Against the aforesaid order of the Commissioner of Income-tax (Appeals), now the assessee is preferring an Appeal before this Tribunal.
At the outset, it was noticed that there was a delay of 72 days in filing the appeal before this Tribunal. The assessee stated in his submission as follows:-
“At the outset, it is submitted that the Petitioner was unaware of the disposal of the aforesaid appeal by the Commissioner of Income-tax (Appeals), Coimbatore. He was under the bona fide belief that it was pending disposal. Only when he was reminded of the demand by the department, the Petitioner came to know about the order which was misplaced by him.
Upon an immediate search in the office premises of the Petitioner, he found that the appellate order was misplaced by his staff and subsequently was lost track of. It is submitted that the delay in filing the present appeal is neither wilful nor wanton but due to the reasons stated above. The Petitioner has a good case on merits and will be put to irreparable loss and hardship if the aforesaid appeal is not admitted by this Hon’ble Tribunal. Hence the Petitioner prays that this Hon’ble Tribunal be pleased to (i) Condone the delay in filing the above appeal; (ii) Hear and dispose of the appeal on merits; and (iii) Pass such further or other order or orders as this Hon’ble Tribunal may deem fit and necessary in the circumstances of the case and thus render justice.”

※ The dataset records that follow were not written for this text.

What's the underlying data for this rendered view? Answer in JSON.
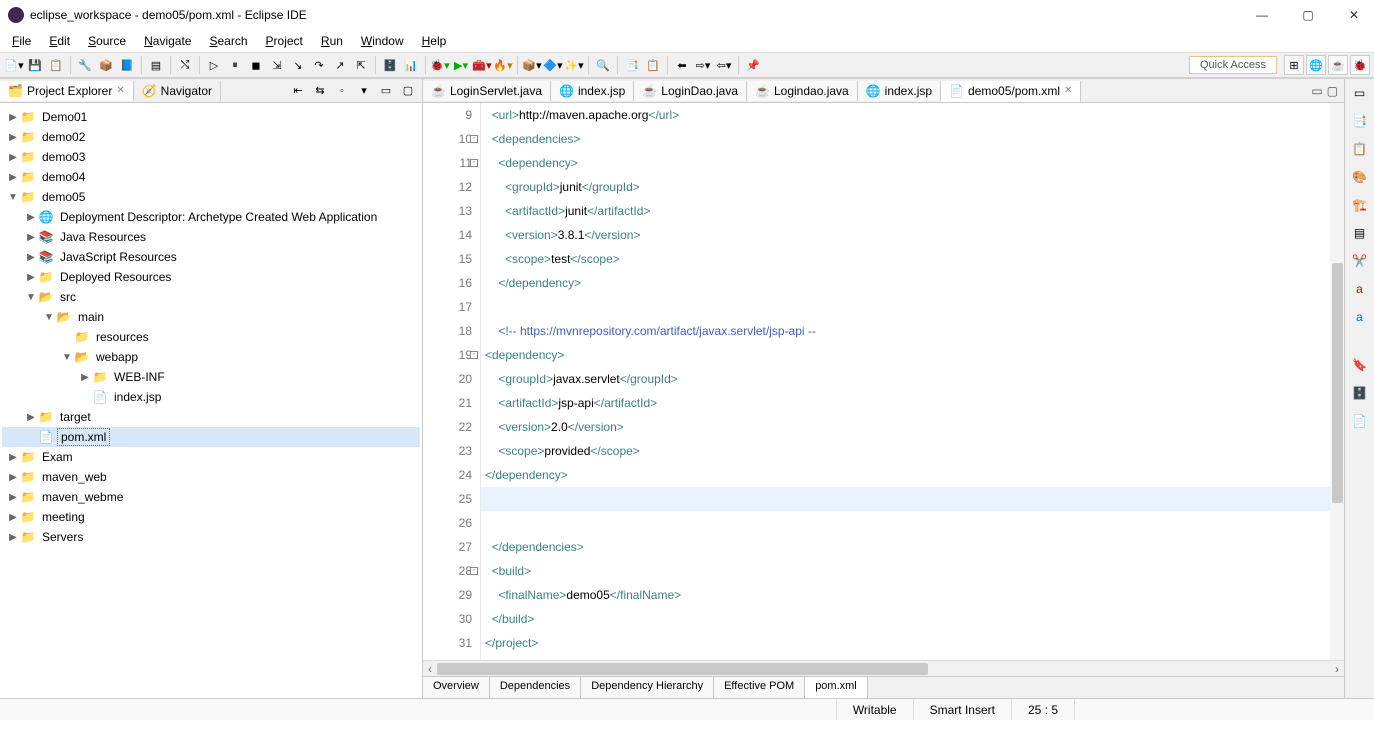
{
  "window": {
    "title": "eclipse_workspace - demo05/pom.xml - Eclipse IDE"
  },
  "menu": [
    "File",
    "Edit",
    "Source",
    "Navigate",
    "Search",
    "Project",
    "Run",
    "Window",
    "Help"
  ],
  "quick_access": "Quick Access",
  "project_explorer": {
    "tab": "Project Explorer",
    "nav_tab": "Navigator",
    "nodes": [
      {
        "d": 0,
        "a": "▶",
        "i": "proj",
        "t": "Demo01"
      },
      {
        "d": 0,
        "a": "▶",
        "i": "proj",
        "t": "demo02"
      },
      {
        "d": 0,
        "a": "▶",
        "i": "proj",
        "t": "demo03"
      },
      {
        "d": 0,
        "a": "▶",
        "i": "proj",
        "t": "demo04"
      },
      {
        "d": 0,
        "a": "▼",
        "i": "proj",
        "t": "demo05"
      },
      {
        "d": 1,
        "a": "▶",
        "i": "dd",
        "t": "Deployment Descriptor: Archetype Created Web Application"
      },
      {
        "d": 1,
        "a": "▶",
        "i": "lib",
        "t": "Java Resources"
      },
      {
        "d": 1,
        "a": "▶",
        "i": "lib",
        "t": "JavaScript Resources"
      },
      {
        "d": 1,
        "a": "▶",
        "i": "fold",
        "t": "Deployed Resources"
      },
      {
        "d": 1,
        "a": "▼",
        "i": "foldopen",
        "t": "src"
      },
      {
        "d": 2,
        "a": "▼",
        "i": "foldopen",
        "t": "main"
      },
      {
        "d": 3,
        "a": "",
        "i": "fold",
        "t": "resources"
      },
      {
        "d": 3,
        "a": "▼",
        "i": "foldopen",
        "t": "webapp"
      },
      {
        "d": 4,
        "a": "▶",
        "i": "fold",
        "t": "WEB-INF"
      },
      {
        "d": 4,
        "a": "",
        "i": "file",
        "t": "index.jsp"
      },
      {
        "d": 1,
        "a": "▶",
        "i": "fold",
        "t": "target"
      },
      {
        "d": 1,
        "a": "",
        "i": "xml",
        "t": "pom.xml",
        "sel": true
      },
      {
        "d": 0,
        "a": "▶",
        "i": "proj",
        "t": "Exam"
      },
      {
        "d": 0,
        "a": "▶",
        "i": "proj",
        "t": "maven_web"
      },
      {
        "d": 0,
        "a": "▶",
        "i": "proj",
        "t": "maven_webme"
      },
      {
        "d": 0,
        "a": "▶",
        "i": "proj",
        "t": "meeting"
      },
      {
        "d": 0,
        "a": "▶",
        "i": "proj",
        "t": "Servers"
      }
    ]
  },
  "editor_tabs": [
    {
      "label": "LoginServlet.java",
      "icon": "java"
    },
    {
      "label": "index.jsp",
      "icon": "jsp"
    },
    {
      "label": "LoginDao.java",
      "icon": "java"
    },
    {
      "label": "Logindao.java",
      "icon": "java"
    },
    {
      "label": "index.jsp",
      "icon": "jsp"
    },
    {
      "label": "demo05/pom.xml",
      "icon": "xml",
      "active": true
    }
  ],
  "code": {
    "start": 9,
    "lines": [
      {
        "n": 9,
        "html": "  <span class='tag'>&lt;url&gt;</span><span class='txt'>http://maven.apache.org</span><span class='tag'>&lt;/url&gt;</span>"
      },
      {
        "n": 10,
        "fold": "-",
        "html": "  <span class='tag'>&lt;dependencies&gt;</span>"
      },
      {
        "n": 11,
        "fold": "-",
        "html": "    <span class='tag'>&lt;dependency&gt;</span>"
      },
      {
        "n": 12,
        "html": "      <span class='tag'>&lt;groupId&gt;</span><span class='txt'>junit</span><span class='tag'>&lt;/groupId&gt;</span>"
      },
      {
        "n": 13,
        "html": "      <span class='tag'>&lt;artifactId&gt;</span><span class='txt'>junit</span><span class='tag'>&lt;/artifactId&gt;</span>"
      },
      {
        "n": 14,
        "html": "      <span class='tag'>&lt;version&gt;</span><span class='txt'>3.8.1</span><span class='tag'>&lt;/version&gt;</span>"
      },
      {
        "n": 15,
        "html": "      <span class='tag'>&lt;scope&gt;</span><span class='txt'>test</span><span class='tag'>&lt;/scope&gt;</span>"
      },
      {
        "n": 16,
        "html": "    <span class='tag'>&lt;/dependency&gt;</span>"
      },
      {
        "n": 17,
        "html": "    "
      },
      {
        "n": 18,
        "html": "    <span class='cmt'>&lt;!-- https://mvnrepository.com/artifact/javax.servlet/jsp-api --</span>",
        "mark": true
      },
      {
        "n": 19,
        "fold": "-",
        "html": "<span class='tag'>&lt;dependency&gt;</span>",
        "mark": true
      },
      {
        "n": 20,
        "html": "    <span class='tag'>&lt;groupId&gt;</span><span class='txt'>javax.servlet</span><span class='tag'>&lt;/groupId&gt;</span>",
        "mark": true
      },
      {
        "n": 21,
        "html": "    <span class='tag'>&lt;artifactId&gt;</span><span class='txt'>jsp-api</span><span class='tag'>&lt;/artifactId&gt;</span>",
        "mark": true
      },
      {
        "n": 22,
        "html": "    <span class='tag'>&lt;version&gt;</span><span class='txt'>2.0</span><span class='tag'>&lt;/version&gt;</span>",
        "mark": true
      },
      {
        "n": 23,
        "html": "    <span class='tag'>&lt;scope&gt;</span><span class='txt'>provided</span><span class='tag'>&lt;/scope&gt;</span>",
        "mark": true
      },
      {
        "n": 24,
        "html": "<span class='tag'>&lt;/dependency&gt;</span>",
        "mark": true
      },
      {
        "n": 25,
        "html": "    ",
        "current": true,
        "mark": true
      },
      {
        "n": 26,
        "html": "",
        "mark": true
      },
      {
        "n": 27,
        "html": "  <span class='tag'>&lt;/dependencies&gt;</span>",
        "mark": true
      },
      {
        "n": 28,
        "fold": "-",
        "html": "  <span class='tag'>&lt;build&gt;</span>"
      },
      {
        "n": 29,
        "html": "    <span class='tag'>&lt;finalName&gt;</span><span class='txt'>demo05</span><span class='tag'>&lt;/finalName&gt;</span>"
      },
      {
        "n": 30,
        "html": "  <span class='tag'>&lt;/build&gt;</span>"
      },
      {
        "n": 31,
        "html": "<span class='tag'>&lt;/project&gt;</span>"
      }
    ]
  },
  "bottom_tabs": [
    "Overview",
    "Dependencies",
    "Dependency Hierarchy",
    "Effective POM",
    "pom.xml"
  ],
  "bottom_active": "pom.xml",
  "status": {
    "writable": "Writable",
    "insert": "Smart Insert",
    "pos": "25 : 5"
  }
}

After hearing both the parties and perusing the material on record, I am of the opinion that in this case, the delay of 72 days in filing the appeal before this Tribunal is on account of negligence of assessee, and it cannot be condoned on simple reason that the case calls for sympathy or merely out of benevolence to the party seeking relief. In granting the indulgence and condoning the delay, it must be proved beyond the shadow of doubt that the appellant was diligent and was not guilty of negligence, whatsoever. The sufficient cause within the contemplation of the limitation provisions must be a cause which is beyond the control of the party invoking the aid of the provisions. The Hon’ble Supreme Court in the case of Ramlal Vs. Rewa Coalfields Ltd. in AIR 1961 (SC) 361 has held that the cause for the delay in filing the appeal, which by due care and attention, could have been avoided, cannot be a sufficient cause within the meaning of the limitation provision. Where no negligence or inaction, or want of bonafides can be imputed to the appellant, a liberal construction of the provisions has to be made in order to advance substantial justice.
5.2 In the present case, the reason advanced by the assessee cannot be considered as good and sufficient reason to condone the delay. The reasons advanced by the assessee really show that the delay was due to the negligence and inaction on the part of the assessee. The assessee could have very well avoided the delay by exercising of due care and attention. In my opinion, there exists no sufficient and good reason for delay of filing the appeal by 72 days. Therefore, I am of the opinion that this kind of delay does not warrant condonation, since the assessee has not shown valid reasons cause for filing the appeal belatedly by such inordinate delay of 72 days. Accordingly, this appeal of assessee stands dismissed.
In the result, the appeal of assessee is dismissed. Order pronounced on 1st November, 2017.